「Fate/stay night」(2005)を観る

日曜日。雨。
 
昼食に焼きそばを作る。キャベツがちょっと堅かった。
 
雨の中、珈琲工房ひぐち北一色店。店内はお客さんがいっぱいで、いつもの席に座れなかった。
 レヴィ=ストロース『遠近の回想』を読み始める。ディディエ・エリボンがインタビュアーとなって、レヴィ=ストロースの生涯について本人に訊く、自伝のようなもの。レヴィ=ストロースはわたしには慕わしい人だ。謙虚で礼儀正しく、不思議なくらい、自己評価が低い。わたしはつい吉本さんを思い出す。
 まあ、それはよいが、誰かが書いていたけれど、レヴィ=ストロースはエリート的秀才ではなかった。ずっと、周りの飛び抜けた秀才たちに、ひとつ劣った自己認識をもっていたのがわかる。わたしはレヴィ=ストロースの本というと、西洋の知識人のそれで最高度に頭を使うというか、むずかしく感じられるので、これまた不思議であるが、いや、でも、不思議でもないのかも知れないが。飛び抜けた秀才たちの、あいまいなジャーゴンに満ちた難解な本は、知的装飾を取り払ってしまえば、なーんだってのが少なくないわけで。わたしには、レヴィ=ストロースの本は、そういうものではない。ってまあ、特に優秀でもないわたしがいっても、あまり説得力がないけれどね。
 レヴィ=ストロースが我々に教えてくれるのは、古代人、あるいは未開人でもいいが、彼らの知的能力は、現代の我々のそれと比較して、何ら劣るものでない、我々とまったく同等の能力をもっている、ということだ。そして、世界に対する彼らの態度は、我々のそれと比較して、むしろ「自然」であり、より健全であるのかも知れないということである。すぐにわかるとおり、これは一種のルソー主義といってよく、決してめずらしい思想ではないが、ただルソーその他の直感を、膨大な民族学的資料と独自の思索によって、知的に証明したものともいえよう。それはレヴィ=ストロースが、この現代社会のアカデミズムの中で生きながら、よい意味で一種の「素朴な未開人」であり得たことと関係しているのである。
 「天才」ロマーン・ヤコブソンとの出会いは感動的である。ヤコブソンがアメリカでレヴィ=ストロースと出会って、これでようやく一晩中でも飲みあかせる友人ができたぞ、と思ったが、レヴィ=ストロースはじつは一滴も飲めなかったというのが、ちょっとおかしい。それから、レヴィ=ストロースラカンがうまくいっていたというのも、おもしろい。
 
外へ出たら雨が止んでいた。曇。
 
 
最相葉月『セラピスト』の続きを読む。なるほど、「カウンセラー」というのは、河合隼雄以前に、ロジャーズの知的輸入があって、大きな役割を果たしたのだな。ただ、それにはサイコロジカルな基盤がなかった。河合隼雄が日本へ導入し、独自の発展をもたらした「箱庭療法」は、カウンセリング的な「言葉による対話」がなくてもクライエントが治癒しうるという、一段階「深い」(ともいえる)成果をもたらしたことになる。なにより、「箱庭療法」は、スライドなどによって、その効果が一目瞭然だった。ほとんど素人にすら、そこに何かが心の中で動いていることが、わかるという。

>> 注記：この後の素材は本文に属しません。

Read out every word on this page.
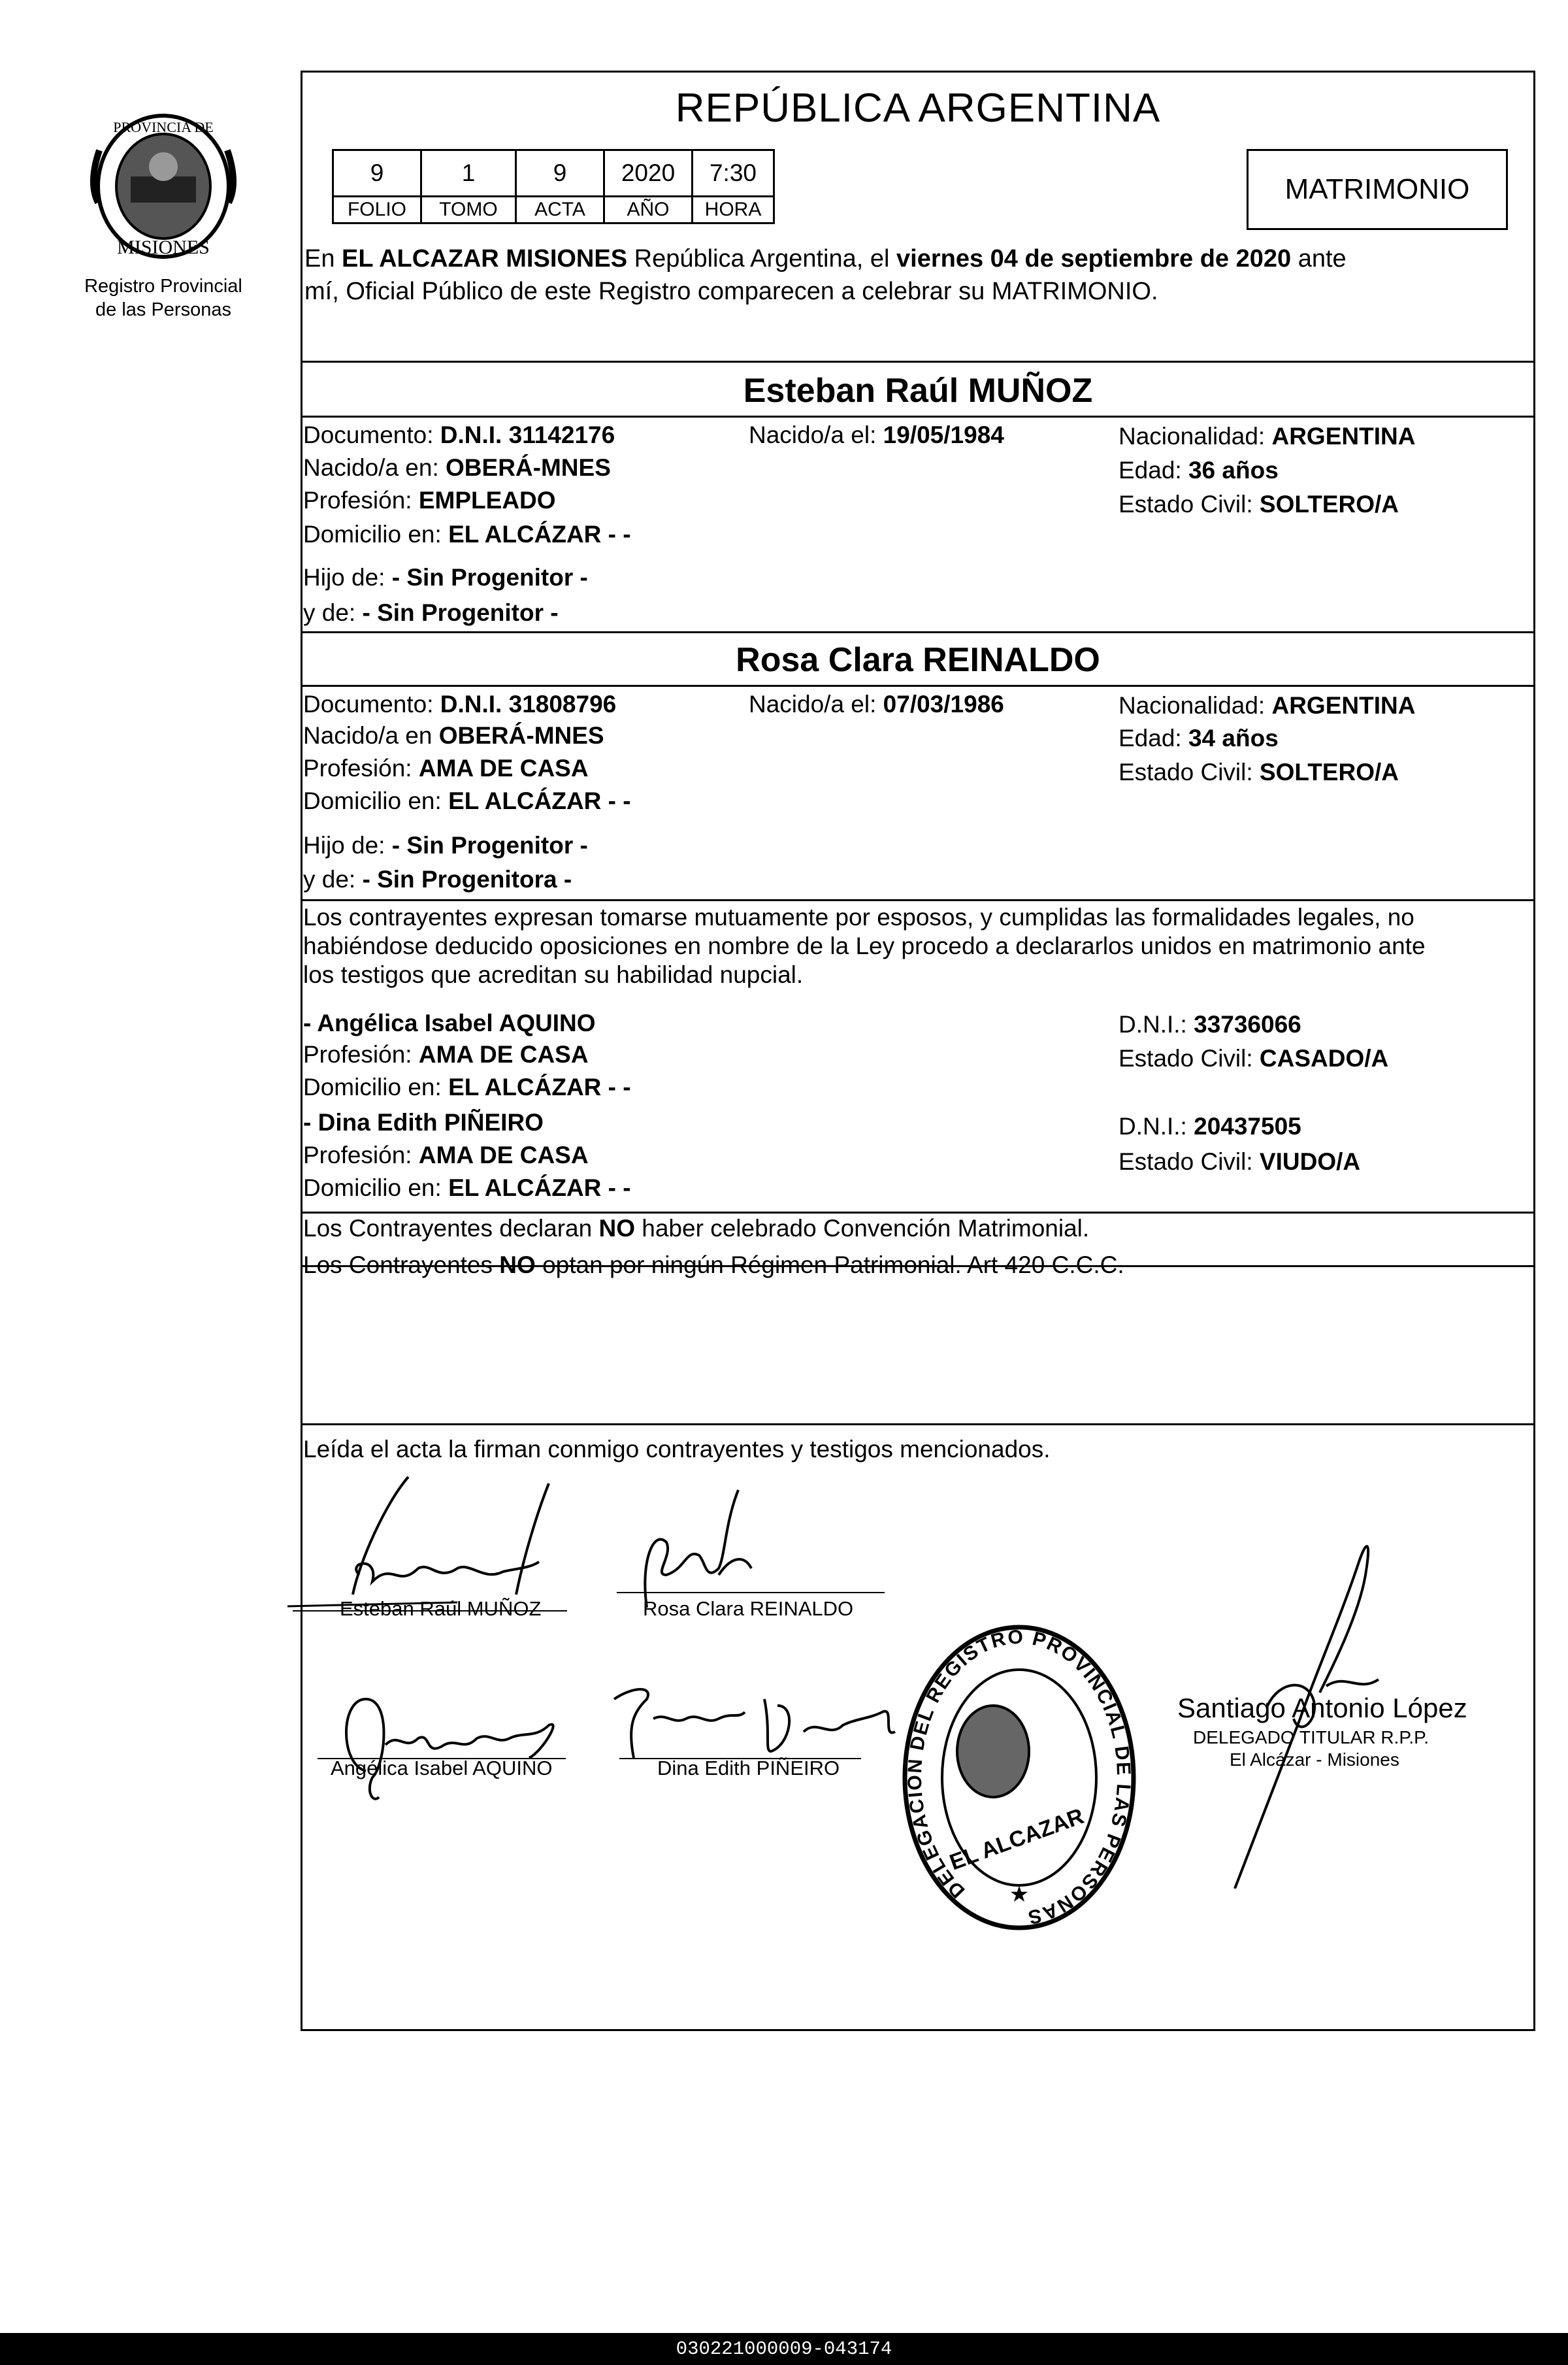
PROVINCIA DE
MISIONES
Registro Provincial
de las Personas
REPÚBLICA ARGENTINA
9	1	9	2020	7:30
FOLIO	TOMO	ACTA	AÑO	HORA
MATRIMONIO
En EL ALCAZAR MISIONES República Argentina, el viernes 04 de septiembre de 2020 ante
mí, Oficial Público de este Registro comparecen a celebrar su MATRIMONIO.
Esteban Raúl MUÑOZ
Documento: D.N.I. 31142176	Nacido/a el: 19/05/1984	Nacionalidad: ARGENTINA
Nacido/a en: OBERÁ-MNES	Edad: 36 años
Profesión: EMPLEADO	Estado Civil: SOLTERO/A
Domicilio en: EL ALCÁZAR - -
Hijo de: - Sin Progenitor -
y de: - Sin Progenitor -
Rosa Clara REINALDO
Documento: D.N.I. 31808796	Nacido/a el: 07/03/1986	Nacionalidad: ARGENTINA
Nacido/a en OBERÁ-MNES	Edad: 34 años
Profesión: AMA DE CASA	Estado Civil: SOLTERO/A
Domicilio en: EL ALCÁZAR - -
Hijo de: - Sin Progenitor -
y de: - Sin Progenitora -
Los contrayentes expresan tomarse mutuamente por esposos, y cumplidas las formalidades legales, no
habiéndose deducido oposiciones en nombre de la Ley procedo a declararlos unidos en matrimonio ante
los testigos que acreditan su habilidad nupcial.
- Angélica Isabel AQUINO	D.N.I.: 33736066
Profesión: AMA DE CASA	Estado Civil: CASADO/A
Domicilio en: EL ALCÁZAR - -
- Dina Edith PIÑEIRO	D.N.I.: 20437505
Profesión: AMA DE CASA	Estado Civil: VIUDO/A
Domicilio en: EL ALCÁZAR - -
Los Contrayentes declaran NO haber celebrado Convención Matrimonial.
Los Contrayentes NO optan por ningún Régimen Patrimonial. Art 420 C.C.C.
Leída el acta la firman conmigo contrayentes y testigos mencionados.
Esteban Raúl MUÑOZ	Rosa Clara REINALDO
Angélica Isabel AQUINO	Dina Edith PIÑEIRO
DELEGACION DEL REGISTRO PROVINCIAL DE LAS PERSONAS
EL ALCAZAR
★
Santiago Antonio López
DELEGADO TITULAR R.P.P.
El Alcázar - Misiones
030221000009-043174
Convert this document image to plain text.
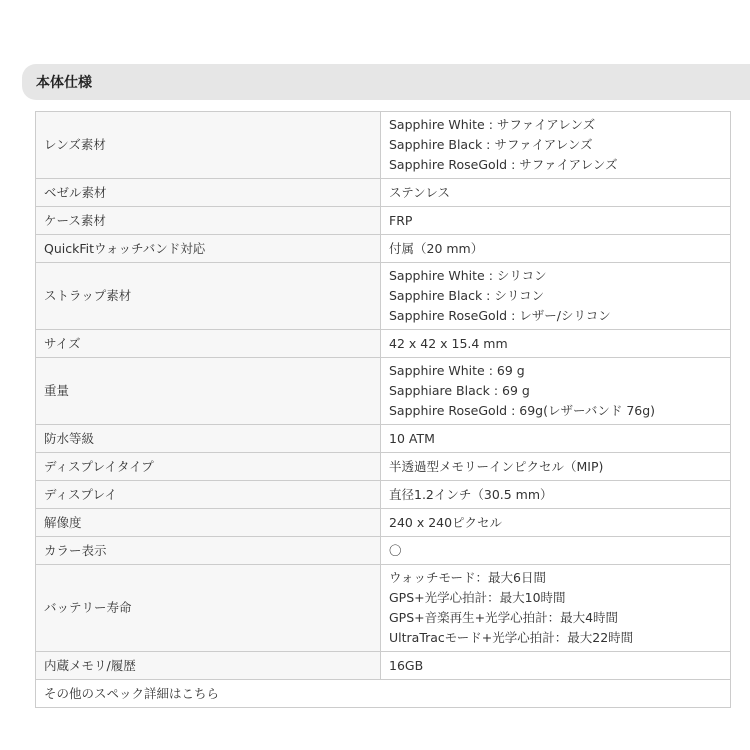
本体仕様
レンズ素材	Sapphire White : サファイアレンズ
Sapphire Black : サファイアレンズ
Sapphire RoseGold : サファイアレンズ

ベゼル素材	ステンレス

ケース素材	FRP

QuickFitウォッチバンド対応	付属（20 mm）

ストラップ素材	Sapphire White : シリコン
Sapphire Black : シリコン
Sapphire RoseGold : レザー/シリコン

サイズ	42 x 42 x 15.4 mm

重量	Sapphire White : 69 g
Sapphiare Black : 69 g
Sapphire RoseGold : 69g(レザーバンド 76g)

防水等級	10 ATM

ディスプレイタイプ	半透過型メモリーインピクセル（MIP)

ディスプレイ	直径1.2インチ（30.5 mm）

解像度	240 x 240ピクセル

カラー表示	〇

バッテリー寿命	ウォッチモード：最大6日間
GPS+光学心拍計：最大10時間
GPS+音楽再生+光学心拍計：最大4時間
UltraTracモード+光学心拍計：最大22時間

内蔵メモリ/履歴	16GB

その他のスペック詳細はこちら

 しかし、へんな話(?)、「箱庭療法」は、誰がやっても、同じ成果が出るわけではない。ただそこにいるだけでも、カウンセラーの心的能力というか、「個性」というか、力量というかが、はっきり出てくる。だから、カウンセラーは自分自身をよく知ることが必要不可欠であり、ゆえにカウンセラーになるには、「教育分析」が絶対に必要になる。一人前になるには、二十五年かかるともいうが、それは自分を理解するための時間なのかも知れない。ほんとうに心というのは不思議であり、また人間関係というのも不思議である。
 本書には著者の最相さんが、実際に中井久夫先生に「絵画療法」や「風景構成法」を受ける記事があるが、これが非常に興味深い。カウンセラーがひと言ふた言以外、何もいわずにそこにいるだけで、そのカウンセラーの精神的力量が「絵を引き出してくる」のがよくわかる。これが例えば中井先生でなくわたしだったら、最相さんは何も描けなかったか、無意味なものを描いていたことだろう。不思議なことであるが、これがオカルト的ないんちきにしか思えない人は、まだまだ心の認識が浅いというしかない。
 

 
夜。
Fate/stay night』(2005)第24話(最終話)まで観る。そっかー、悲恋かー、ビターエンドとは。でも、おもしろくて二日間で一気に観てしまったな。さすがに有名作、期待を裏切らない神アニメだった。堅物のセイバーの恋が悲しい。さて、遠坂凛ルートも観るかな。